Both forces/torques and velocities/rotations are 3D screws that contain the following properties. a) A line of direction, b) a magnitude, c) a pitch. Forget about the b) and c) for now and focus on the line.
How do you describe a line in 3D. A line has 4 degrees of freedom, and it is usually represented using 6 components with something called Pluecker coordinates. There involve two vectors, each with 3 components. The first vector, I call $\vec{F}$ gives the direction of line line, but its magnitude is not important. So two degrees of freedom are used from the vector. The second vector, I call $\vec{M}$ gives the moment of the line about the origin and it is used to describe the closest point of the line to the origin. It too uses two degrees of freedom because the location along the line is unimportant.
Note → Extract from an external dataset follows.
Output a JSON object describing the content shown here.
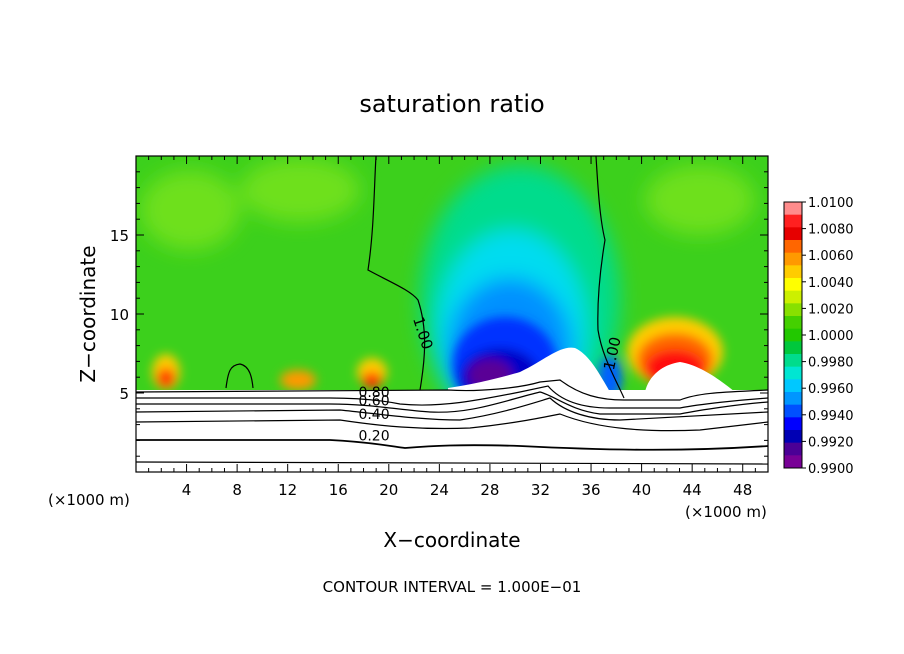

It represents either a) The moment of a force along the line, or b) the speed of a rotating body about the line. The location of the line is given by
$$ \vec{r} = \frac{\vec{F} \times \vec{M}}{\vec{F} \cdot \vec{F}} = - \frac{\vec{M} \times \vec{F}}{\vec{F} \cdot \vec{F}} $$ depending on which you like best.
Similarly for motions
$$ \vec{r} = \frac{\vec{\omega} \times \vec{v}}{\vec{\omega} \cdot \vec{\omega}} = - \frac{\vec{v} \times \vec{\omega}}{\vec{\omega} \cdot \vec{\omega}} $$.
So the moment is a manifestation of a line at a distance.